Coulter's rhetoric was no less violent. In describing the murders of doctors and health care personnel who worked at abortion clinics, Coulter said the victims had been shot, "...or, depending on your point of view, had a procedure performed on them with a rifle."

Perkins use of the Scripture was only slightly less menacing than Coulter's flippant analogy.

"We read that Phineas arose and he took action...," Perkins said.

"Not only is prayer required...I warn you that if you begin to pray for our nation that, at some point in time, you're gonna be prayin' and you're gonna feel a tap on your shoulder and hear, `Son, daughter, I've heard your prayer; now I want you to do something about it.'"

Just in case his message should be misconstrued, however, Perkins offered this caveat: "Now, let me be clear, in case the media's here," he said, "I'm not advocating you go home and get a pitchfork out of your storage shed and run into your neighbor's house." Phineas, the Bible tells us, used a javelin.

Mainstreaming Hate : D'Souza Thinks Al Qaeda has some good ideas

When right-wing author Dinesh D'Souza, on Stephen Colbert's "The Colbert Report", blamed America culture, alleged liberal cultural decadence in particular, for the September 11, 2001 terrorist attacks on New York City and Washington, DC, and  then proceeded to tell Colbert that Osama Bin Laden and his Al-Qaeda supporters had some "good ideas" ( prompting Colbert to quip "so, what other cultural editing notes should we take from the terrorists ?" ), was D'Souza's speech in itself the advocacy of terrorism ? Maybe, maybe not.

But, its worth considering that there were assumptions packed into D'Souza's argument that can be found across a wide spectrum of thought and belief on the American right and especially the religious right.
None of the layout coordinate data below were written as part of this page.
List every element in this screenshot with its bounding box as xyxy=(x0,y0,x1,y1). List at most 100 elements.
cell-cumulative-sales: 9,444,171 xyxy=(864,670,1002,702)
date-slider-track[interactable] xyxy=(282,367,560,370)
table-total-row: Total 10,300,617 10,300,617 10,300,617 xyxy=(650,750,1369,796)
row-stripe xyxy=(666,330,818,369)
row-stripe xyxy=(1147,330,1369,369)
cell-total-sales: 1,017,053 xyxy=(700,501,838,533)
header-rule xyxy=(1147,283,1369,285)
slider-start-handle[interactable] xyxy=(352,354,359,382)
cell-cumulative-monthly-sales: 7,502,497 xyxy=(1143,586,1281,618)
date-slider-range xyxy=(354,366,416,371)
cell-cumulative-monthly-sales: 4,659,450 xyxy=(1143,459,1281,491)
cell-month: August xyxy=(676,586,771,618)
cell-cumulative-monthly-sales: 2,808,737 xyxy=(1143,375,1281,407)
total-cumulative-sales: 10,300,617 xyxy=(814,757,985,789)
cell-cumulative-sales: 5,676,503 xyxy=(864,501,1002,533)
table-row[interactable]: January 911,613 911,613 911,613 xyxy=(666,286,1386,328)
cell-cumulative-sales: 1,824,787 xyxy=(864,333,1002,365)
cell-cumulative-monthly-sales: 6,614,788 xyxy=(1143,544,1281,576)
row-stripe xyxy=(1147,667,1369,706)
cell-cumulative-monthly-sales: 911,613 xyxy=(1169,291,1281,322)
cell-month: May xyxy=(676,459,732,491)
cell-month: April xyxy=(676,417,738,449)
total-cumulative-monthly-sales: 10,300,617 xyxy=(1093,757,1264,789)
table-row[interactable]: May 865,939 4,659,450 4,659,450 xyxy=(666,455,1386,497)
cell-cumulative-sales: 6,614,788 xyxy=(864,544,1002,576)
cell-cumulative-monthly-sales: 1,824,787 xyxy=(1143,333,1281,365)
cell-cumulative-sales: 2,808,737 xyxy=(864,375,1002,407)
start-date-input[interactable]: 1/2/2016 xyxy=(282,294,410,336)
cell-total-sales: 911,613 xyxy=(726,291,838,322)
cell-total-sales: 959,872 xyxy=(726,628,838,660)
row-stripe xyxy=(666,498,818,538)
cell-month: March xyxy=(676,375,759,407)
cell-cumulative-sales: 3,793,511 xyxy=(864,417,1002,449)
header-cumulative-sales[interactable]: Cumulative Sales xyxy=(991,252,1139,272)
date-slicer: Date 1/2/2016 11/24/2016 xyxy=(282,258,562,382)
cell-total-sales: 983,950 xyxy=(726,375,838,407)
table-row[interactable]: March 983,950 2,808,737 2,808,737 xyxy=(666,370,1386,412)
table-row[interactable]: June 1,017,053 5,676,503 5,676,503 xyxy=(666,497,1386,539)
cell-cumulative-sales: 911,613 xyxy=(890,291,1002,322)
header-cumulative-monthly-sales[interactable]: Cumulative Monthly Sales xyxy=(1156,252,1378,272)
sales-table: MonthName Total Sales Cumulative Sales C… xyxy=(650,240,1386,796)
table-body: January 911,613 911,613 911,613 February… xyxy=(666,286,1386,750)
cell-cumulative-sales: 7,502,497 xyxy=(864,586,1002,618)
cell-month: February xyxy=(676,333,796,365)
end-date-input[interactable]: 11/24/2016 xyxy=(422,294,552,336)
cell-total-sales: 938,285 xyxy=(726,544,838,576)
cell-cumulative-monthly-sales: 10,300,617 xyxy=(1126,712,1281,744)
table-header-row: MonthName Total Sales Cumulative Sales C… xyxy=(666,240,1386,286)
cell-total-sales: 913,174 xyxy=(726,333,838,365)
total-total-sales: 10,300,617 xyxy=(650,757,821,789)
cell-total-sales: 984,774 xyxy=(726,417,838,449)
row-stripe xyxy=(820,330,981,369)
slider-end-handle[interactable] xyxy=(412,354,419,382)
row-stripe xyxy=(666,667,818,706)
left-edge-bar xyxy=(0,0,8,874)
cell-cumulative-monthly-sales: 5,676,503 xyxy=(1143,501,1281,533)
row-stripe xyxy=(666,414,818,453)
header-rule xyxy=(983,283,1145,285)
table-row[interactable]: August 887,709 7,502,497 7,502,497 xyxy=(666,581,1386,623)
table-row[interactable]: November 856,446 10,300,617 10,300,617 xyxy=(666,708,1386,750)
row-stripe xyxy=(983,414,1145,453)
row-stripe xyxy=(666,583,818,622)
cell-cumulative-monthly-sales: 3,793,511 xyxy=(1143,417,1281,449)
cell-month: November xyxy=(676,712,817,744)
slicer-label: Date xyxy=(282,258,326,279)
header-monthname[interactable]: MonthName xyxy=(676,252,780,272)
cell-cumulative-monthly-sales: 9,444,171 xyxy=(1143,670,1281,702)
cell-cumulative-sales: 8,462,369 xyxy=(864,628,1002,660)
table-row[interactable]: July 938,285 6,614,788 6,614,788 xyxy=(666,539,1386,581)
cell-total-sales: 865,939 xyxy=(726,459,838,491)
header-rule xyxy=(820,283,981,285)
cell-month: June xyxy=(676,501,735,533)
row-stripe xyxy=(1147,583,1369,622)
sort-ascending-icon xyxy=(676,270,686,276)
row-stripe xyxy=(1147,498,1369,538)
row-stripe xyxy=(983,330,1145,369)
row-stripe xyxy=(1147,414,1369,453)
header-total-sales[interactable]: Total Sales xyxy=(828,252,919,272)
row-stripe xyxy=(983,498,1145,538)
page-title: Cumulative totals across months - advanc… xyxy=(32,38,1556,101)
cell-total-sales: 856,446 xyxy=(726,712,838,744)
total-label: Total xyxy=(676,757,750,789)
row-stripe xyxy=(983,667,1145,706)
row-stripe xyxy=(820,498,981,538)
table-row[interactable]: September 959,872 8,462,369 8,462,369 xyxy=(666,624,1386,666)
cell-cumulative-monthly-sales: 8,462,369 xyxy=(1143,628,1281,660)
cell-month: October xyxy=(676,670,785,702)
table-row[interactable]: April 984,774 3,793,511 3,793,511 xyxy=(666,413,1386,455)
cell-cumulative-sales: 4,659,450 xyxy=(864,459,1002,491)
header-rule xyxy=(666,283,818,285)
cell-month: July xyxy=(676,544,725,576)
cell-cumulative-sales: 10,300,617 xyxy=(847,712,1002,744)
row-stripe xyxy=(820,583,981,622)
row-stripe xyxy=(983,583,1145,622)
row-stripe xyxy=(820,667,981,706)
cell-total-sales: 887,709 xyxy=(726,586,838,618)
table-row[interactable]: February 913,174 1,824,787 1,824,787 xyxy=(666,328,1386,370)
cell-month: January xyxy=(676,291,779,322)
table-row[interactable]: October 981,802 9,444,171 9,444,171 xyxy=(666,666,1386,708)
It's not clear if D'Souza is merely ignorant or simply too lazy to do the necessary research, or if he's intentionally misrepresenting the facts, but if there's any objective measure of "cultural decadence", that would presumably have to be in terms of divorce rates, teen pregnancy rates, STD rates, murder and violent crime rates, and so on, and by D'Souza's apparent reasoning American cities across the nation, almost every one, should be flattened and the American deep South napalmed into a scorched earth parking lot.

The very fact, though, that D'Souza appeared to be advocating, on national TV,  for massive unprovoked violence against his fellow Americans, or was at least sympathizing with a movement, Al Qaeda, that has carried out large scale terrorist attacks killing thousands of innocent civilians, should really stop people in their tracks:

After the initial hullaballoo over that D'Souza appearance on the Colbert Report died down, D'Souza carries on to no apparent career repercussions whatsoever. In fact, D'Souza has authored an entire book on the premise that liberals are responsible for 9-11 and this raises the question : how far has the Overton Window of hate speech, in America, been shoved over the past several decades ?

For one possible route towards greater accountability on public speech, see The Spotlight Project




Display:
Bruce,

Your post raises two big questions at least in my mind. First of all, what is the definition of hate speech? My whole problem with the current definition is that it can be used to silence legitimate dissent as well. Let me make it plain that I really don't care for the likes of Coulter, D'Souza, Dobbs or any of the rest of them. However, where do you draw the line? More importantly how do you draw the line?
Secondly, where is the Progressive's answer to these people? I get the distinct impression that many of my colleagues think that they're somehow above the whole fray. Well one thing I learned from my days as a member of Vietnam Veterans Against The War is that sometimes you've got to get out there and get right back in their faces. Fight fire with fire as it were.
Thanks again for some excellent ammunition.

by Frank Frey on Wed May 02, 2007 at 03:26:59 PM EST


I gather that many anti-abortion terrorists (Army of God types) use the Phineas verses to glorify their violence.